Can We Do Anything About The DSM-V's Faulty Cannabis Criteria?

 

In short - not really. The DSM is published by the American Psychiatric Association, an influential organization of psychiatrists. Many of its members maintain antiquated views on substances shaped by the Drug War.

 

Further, the APA receives extensive funding from pharmaceutical companies. Unsurprisingly, these backers are not thrilled about cannabis disrupting their profits.
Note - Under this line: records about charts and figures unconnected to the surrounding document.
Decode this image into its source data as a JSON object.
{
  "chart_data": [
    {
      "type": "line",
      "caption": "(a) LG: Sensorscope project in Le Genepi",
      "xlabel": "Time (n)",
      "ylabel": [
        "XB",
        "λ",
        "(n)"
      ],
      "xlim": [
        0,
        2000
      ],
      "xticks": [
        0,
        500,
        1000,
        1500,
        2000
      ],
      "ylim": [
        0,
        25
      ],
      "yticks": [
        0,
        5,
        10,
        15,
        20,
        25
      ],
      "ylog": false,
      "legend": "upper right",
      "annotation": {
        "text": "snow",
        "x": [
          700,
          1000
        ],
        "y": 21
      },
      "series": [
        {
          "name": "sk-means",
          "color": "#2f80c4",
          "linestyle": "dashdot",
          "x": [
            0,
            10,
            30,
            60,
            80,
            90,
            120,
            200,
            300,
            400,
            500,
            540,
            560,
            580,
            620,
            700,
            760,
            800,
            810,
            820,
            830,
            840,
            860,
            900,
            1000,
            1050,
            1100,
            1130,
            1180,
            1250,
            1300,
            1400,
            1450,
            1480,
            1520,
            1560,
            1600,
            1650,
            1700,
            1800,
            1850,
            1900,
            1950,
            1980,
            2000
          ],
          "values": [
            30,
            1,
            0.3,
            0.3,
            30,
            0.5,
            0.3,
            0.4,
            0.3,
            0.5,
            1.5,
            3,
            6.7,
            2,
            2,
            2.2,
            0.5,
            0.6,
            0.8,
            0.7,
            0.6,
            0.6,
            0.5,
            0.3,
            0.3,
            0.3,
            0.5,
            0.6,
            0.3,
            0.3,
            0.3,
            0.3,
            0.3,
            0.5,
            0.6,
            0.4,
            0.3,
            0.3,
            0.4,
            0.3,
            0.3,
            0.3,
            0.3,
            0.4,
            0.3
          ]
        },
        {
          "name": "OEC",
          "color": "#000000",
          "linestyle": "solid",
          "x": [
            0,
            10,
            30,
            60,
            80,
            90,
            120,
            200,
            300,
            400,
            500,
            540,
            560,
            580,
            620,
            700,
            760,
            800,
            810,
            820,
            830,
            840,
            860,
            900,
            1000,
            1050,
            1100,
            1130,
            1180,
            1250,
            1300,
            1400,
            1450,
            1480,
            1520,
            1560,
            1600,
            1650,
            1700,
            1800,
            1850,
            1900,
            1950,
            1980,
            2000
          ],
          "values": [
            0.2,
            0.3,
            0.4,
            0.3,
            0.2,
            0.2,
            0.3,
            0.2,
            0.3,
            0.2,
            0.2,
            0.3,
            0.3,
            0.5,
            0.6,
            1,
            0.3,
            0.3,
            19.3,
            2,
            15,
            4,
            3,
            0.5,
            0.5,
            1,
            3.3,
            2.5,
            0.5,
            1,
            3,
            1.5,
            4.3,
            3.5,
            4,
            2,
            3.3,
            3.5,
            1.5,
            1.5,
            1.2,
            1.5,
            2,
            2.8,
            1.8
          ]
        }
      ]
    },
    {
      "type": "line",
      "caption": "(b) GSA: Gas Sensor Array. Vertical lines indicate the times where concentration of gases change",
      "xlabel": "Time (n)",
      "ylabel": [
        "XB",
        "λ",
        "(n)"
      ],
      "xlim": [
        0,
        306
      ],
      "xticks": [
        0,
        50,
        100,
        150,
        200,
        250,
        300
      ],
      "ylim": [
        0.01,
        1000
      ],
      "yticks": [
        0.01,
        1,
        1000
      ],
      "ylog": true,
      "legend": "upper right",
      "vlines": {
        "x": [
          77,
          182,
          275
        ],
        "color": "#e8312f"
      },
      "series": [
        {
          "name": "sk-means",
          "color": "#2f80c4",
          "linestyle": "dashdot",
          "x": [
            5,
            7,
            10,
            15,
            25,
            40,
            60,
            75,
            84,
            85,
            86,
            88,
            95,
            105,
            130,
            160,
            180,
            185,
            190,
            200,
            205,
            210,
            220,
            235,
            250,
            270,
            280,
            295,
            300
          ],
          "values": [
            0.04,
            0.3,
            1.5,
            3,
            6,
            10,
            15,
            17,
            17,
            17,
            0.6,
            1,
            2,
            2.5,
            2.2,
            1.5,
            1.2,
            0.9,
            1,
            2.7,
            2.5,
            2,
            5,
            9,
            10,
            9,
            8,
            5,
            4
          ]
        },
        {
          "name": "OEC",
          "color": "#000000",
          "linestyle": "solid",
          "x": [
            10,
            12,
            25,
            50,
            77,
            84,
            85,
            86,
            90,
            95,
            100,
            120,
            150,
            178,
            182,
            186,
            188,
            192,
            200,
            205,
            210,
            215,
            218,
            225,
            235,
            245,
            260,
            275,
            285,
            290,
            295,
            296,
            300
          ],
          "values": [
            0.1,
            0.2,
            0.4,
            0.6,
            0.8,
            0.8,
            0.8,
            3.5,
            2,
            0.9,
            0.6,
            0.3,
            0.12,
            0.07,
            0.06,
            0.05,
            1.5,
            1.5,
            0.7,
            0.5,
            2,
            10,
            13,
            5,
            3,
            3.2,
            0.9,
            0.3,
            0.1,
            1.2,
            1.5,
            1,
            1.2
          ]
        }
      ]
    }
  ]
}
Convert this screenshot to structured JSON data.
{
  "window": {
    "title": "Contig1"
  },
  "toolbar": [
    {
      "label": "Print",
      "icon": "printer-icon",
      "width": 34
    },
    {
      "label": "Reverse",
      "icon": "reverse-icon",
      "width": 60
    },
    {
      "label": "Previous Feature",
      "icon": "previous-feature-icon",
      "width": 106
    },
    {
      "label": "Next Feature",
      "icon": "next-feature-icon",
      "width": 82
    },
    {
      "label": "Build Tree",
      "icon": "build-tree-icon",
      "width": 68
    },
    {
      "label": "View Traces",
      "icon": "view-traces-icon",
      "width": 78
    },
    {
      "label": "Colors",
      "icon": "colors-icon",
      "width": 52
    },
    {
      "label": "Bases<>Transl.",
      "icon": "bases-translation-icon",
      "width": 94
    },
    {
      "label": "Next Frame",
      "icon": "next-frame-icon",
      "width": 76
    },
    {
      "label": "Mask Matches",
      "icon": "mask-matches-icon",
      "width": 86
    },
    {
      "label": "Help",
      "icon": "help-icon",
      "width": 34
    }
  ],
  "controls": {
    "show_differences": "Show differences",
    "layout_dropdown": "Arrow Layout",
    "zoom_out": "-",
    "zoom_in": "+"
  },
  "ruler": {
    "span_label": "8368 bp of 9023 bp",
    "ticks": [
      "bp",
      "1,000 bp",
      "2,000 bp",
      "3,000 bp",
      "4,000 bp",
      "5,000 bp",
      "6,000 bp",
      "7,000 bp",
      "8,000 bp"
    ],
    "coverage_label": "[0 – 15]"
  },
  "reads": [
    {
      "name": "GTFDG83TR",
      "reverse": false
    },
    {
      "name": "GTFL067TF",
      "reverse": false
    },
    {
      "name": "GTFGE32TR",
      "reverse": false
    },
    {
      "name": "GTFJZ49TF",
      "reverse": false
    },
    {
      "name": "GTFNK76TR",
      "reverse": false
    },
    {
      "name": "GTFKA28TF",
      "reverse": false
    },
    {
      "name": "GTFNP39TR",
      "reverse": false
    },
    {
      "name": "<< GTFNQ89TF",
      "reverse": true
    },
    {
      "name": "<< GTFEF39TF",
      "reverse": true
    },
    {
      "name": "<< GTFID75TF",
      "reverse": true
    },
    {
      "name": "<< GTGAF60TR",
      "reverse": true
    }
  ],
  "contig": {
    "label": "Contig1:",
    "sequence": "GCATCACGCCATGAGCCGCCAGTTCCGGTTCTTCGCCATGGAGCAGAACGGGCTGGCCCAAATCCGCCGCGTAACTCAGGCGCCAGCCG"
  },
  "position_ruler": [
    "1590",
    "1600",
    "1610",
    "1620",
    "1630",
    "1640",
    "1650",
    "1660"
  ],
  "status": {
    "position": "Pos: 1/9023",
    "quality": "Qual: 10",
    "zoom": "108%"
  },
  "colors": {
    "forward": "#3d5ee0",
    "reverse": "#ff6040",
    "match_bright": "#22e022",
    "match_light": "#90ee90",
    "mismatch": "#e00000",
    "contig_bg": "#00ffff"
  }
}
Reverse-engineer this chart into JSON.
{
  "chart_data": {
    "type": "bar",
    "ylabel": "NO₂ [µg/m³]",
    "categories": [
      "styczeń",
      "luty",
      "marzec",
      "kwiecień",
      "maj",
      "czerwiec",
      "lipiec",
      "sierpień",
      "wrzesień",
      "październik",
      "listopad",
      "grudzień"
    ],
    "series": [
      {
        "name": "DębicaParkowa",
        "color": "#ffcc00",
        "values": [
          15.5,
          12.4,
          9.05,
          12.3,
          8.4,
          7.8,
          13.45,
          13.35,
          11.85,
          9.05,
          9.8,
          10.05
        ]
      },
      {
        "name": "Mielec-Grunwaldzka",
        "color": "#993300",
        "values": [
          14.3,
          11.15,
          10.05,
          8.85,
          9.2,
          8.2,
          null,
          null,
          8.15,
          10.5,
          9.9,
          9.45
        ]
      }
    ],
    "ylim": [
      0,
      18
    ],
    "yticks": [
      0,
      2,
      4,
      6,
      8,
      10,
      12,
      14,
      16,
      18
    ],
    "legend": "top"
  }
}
This contributes to the DSM stigmatizing cannabis consumers.

 

As the quintessential psychiatric handbook, the DSM carries an air of infallible authority. In reality, as we've seen, its cannabis criteria lack empirical basis and ignore real-world consumer patterns. But questioning the psychiatry establishment's wisdom is heresy in policy circles. So faulty standards like "disordered after using twice weekly" endure.

 

Rather than hoping for top-down reform from biased institutions, the solution comes through grassroots advocacy. We spread awareness that the DSM's cannabis content is political propaganda, not objective science. Despite claims of expertise, these prohibitionist standards do not reflect moderate cannabis use.

 

You know yourself and your relationship with cannabis better than any manual written by prohibitionists. If you use frequently but remain responsible and happy, don't let the DSM's arbitrary thresholds make you feel disordered.

 

We change the narrative through confidently modeling healthy cannabis lifestyles beyond outdated disease paradigms. The truth emerges not from dusty policy manuals, but living consciously. Never forget: the power lies with us, the people. We will reform these delusional cannabis criteria from the ground up.